Based upon the percent of total amount of medical negligence payouts (a debatable metric, but sufficient for the purposes of the article), the WSJ concludes that diagnostic problems constitute the most serious source of medical negligence.  As an attorney who spends a great deal of time reviewing potential medical negligence, I would agree that a significant amount of the cases that come across my desk are failures to diagnoses, of which many of the failures have lead to devastating harm.  Even more than the number of claims and the types of harm, though, failure to diagnose claims are troublesome because so often they go to the core of what we as patients expect from our healthcare providers.  Most often patients visit a doctor’s office (or hospital) to either make sure there is no diagnosable malady (routine checkup) or find out what is causing a concerning sign or symptom.  Society can accept that there may be problems for which science hasn't found a cure, but we expect if a diagnosis is available, it be made appropriately.  

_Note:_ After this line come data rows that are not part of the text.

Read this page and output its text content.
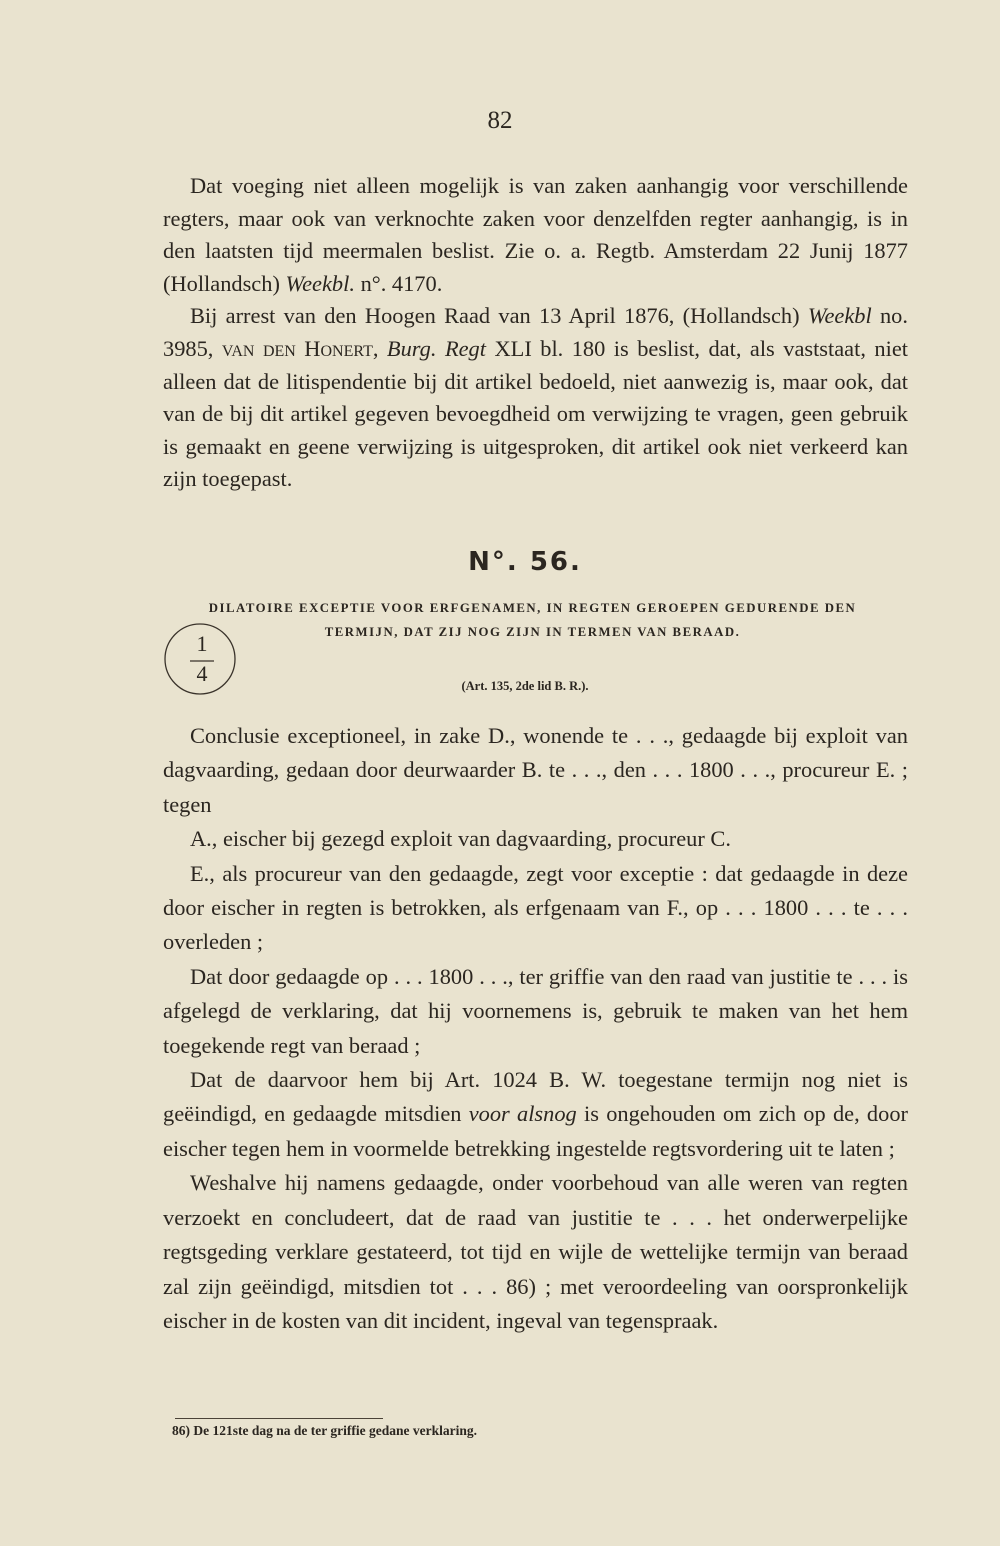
82

Dat voeging niet alleen mogelijk is van zaken aanhangig voor verschillende regters, maar ook van verknochte zaken voor denzelfden regter aanhangig, is in den laatsten tijd meermalen beslist. Zie o. a. Regtb. Amsterdam 22 Junij 1877 (Hollandsch) Weekbl. n°. 4170.

Bij arrest van den Hoogen Raad van 13 April 1876, (Hollandsch) Weekbl no. 3985, van den Honert, Burg. Regt XLI bl. 180 is beslist, dat, als vaststaat, niet alleen dat de litispendentie bij dit artikel bedoeld, niet aanwezig is, maar ook, dat van de bij dit artikel gegeven bevoegdheid om verwijzing te vragen, geen gebruik is gemaakt en geene verwijzing is uitgesproken, dit artikel ook niet verkeerd kan zijn toegepast.

N°. 56.
DILATOIRE EXCEPTIE VOOR ERFGENAMEN, IN REGTEN GEROEPEN GEDURENDE DEN TERMIJN, DAT ZIJ NOG ZIJN IN TERMEN VAN BERAAD.
1
4	(Art. 135, 2de lid B. R.).

Conclusie exceptioneel, in zake D., wonende te . . ., gedaagde bij exploit van dagvaarding, gedaan door deurwaarder B. te . . ., den . . . 1800 . . ., procureur E. ; tegen

A., eischer bij gezegd exploit van dagvaarding, procureur C.

E., als procureur van den gedaagde, zegt voor exceptie : dat gedaagde in deze door eischer in regten is betrokken, als erfgenaam van F., op . . . 1800 . . . te . . . overleden ;

Dat door gedaagde op . . . 1800 . . ., ter griffie van den raad van justitie te . . . is afgelegd de verklaring, dat hij voornemens is, gebruik te maken van het hem toegekende regt van beraad ;

Dat de daarvoor hem bij Art. 1024 B. W. toegestane termijn nog niet is geëindigd, en gedaagde mitsdien voor alsnog is ongehouden om zich op de, door eischer tegen hem in voormelde betrekking ingestelde regtsvordering uit te laten ;

Weshalve hij namens gedaagde, onder voorbehoud van alle weren van regten verzoekt en concludeert, dat de raad van justitie te . . . het onderwerpelijke regtsgeding verklare gestateerd, tot tijd en wijle de wettelijke termijn van beraad zal zijn geëindigd, mitsdien tot . . . 86) ; met veroordeeling van oorspronkelijk eischer in de kosten van dit incident, ingeval van tegenspraak.

86) De 121ste dag na de ter griffie gedane verklaring.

There are many factors that can contribute to failing to properly diagnose a patient, and thus there is no one solution to the problem.  We have previously written on efforts to establish systems of care akin to what has become the standard in the aviation industry.  The WSJ discusses several additional potential solutions including the mining of information in electronic medical records, changing the way physicians approach diagnostic decision making, and the use of electronic diagnostic systems.  Additionally, the article suggests several ways in which patients can help avoid reduce these errors, too.

There is enough uncertainty in medicine—sometimes described as more of an art than a science—that sprinkling in avoidable errors by healthcare providers is a recipe for chaos.   It is virtually universal that the earlier a disease is diagnosed, the better the chance a patient has for a positive outcome.  While the number of individuals harmed by medical negligence remains disturbingly high, it is important to know that there are real attempts to being made to try and reduce the frequency—and resulting harm—of such errors.    

Friday, November 15, 2013

Help Prevent Resident-to-Resident Abuse

There have been a lot of stories in the news about bullying, harassment and other abusive behavior directed from one individual to another—most recently in the Miami Dolphin’s locker roomSuch conduct is, of course, not isolated to schools or locker rooms.  One place it is not often thought of, though, is in nursing homes.  However, resident-to-resident abuse does occur and it is something that residents and their families should be aware of and for which nursing homes have a duty to try and prevent.    
The first thing someone will think of when the issue of “nursing home abuse” is raised is a staff member mistreating a resident.  In fact, we have written a number of posts on this blog discussing various aspects of negligence and abuse in a nursing home setting arising from the acts of nursing home operators and often over-worked and under-trained staff.  However, it is important to point out that a very real yet often overlooked source of nursing home abuse stems from resident-to-resident abuse. 
Last year a study was published in the Journal of Elder Abuse and Neglect titled Resident-to-Resident Abuse in Nursing Homes as Reported by Nurse Aides.  The authors evaluated the phenomenon of resident to resident abuse in nursing homes and found “that both the scale and scope of resident-to-resident abuse is high in nursing homes” and that it was “common enough to be considered an issue of concern impacting the quality of life and safety of many residents.”
A family confronted with a situation of resident-to-resident abuse may think there is no recourse against the nursing home if the culprit of abuse is another resident as oppose to the nursing home staff.  We believe that the law dictates otherwise.  For instance, under Missouri law nursing homes or long term facilities must “ensure” that each resident admitted to its facility “[i]s free from form mental and physical abuse . . . .”  R.S.Mo. 198.088(6)(g).  The law does not distinguish whether the abuse comes from nursing home staff, another resident, or even a complete stranger.   

Your loved one has a right to live in a nursing home free from abuse from staff and from his or her fellow residents.  If there are issues with resident-to-resident abuse we would encourage you to bring these issues to the nursing home's attention immediately and ensure that they correct the situation.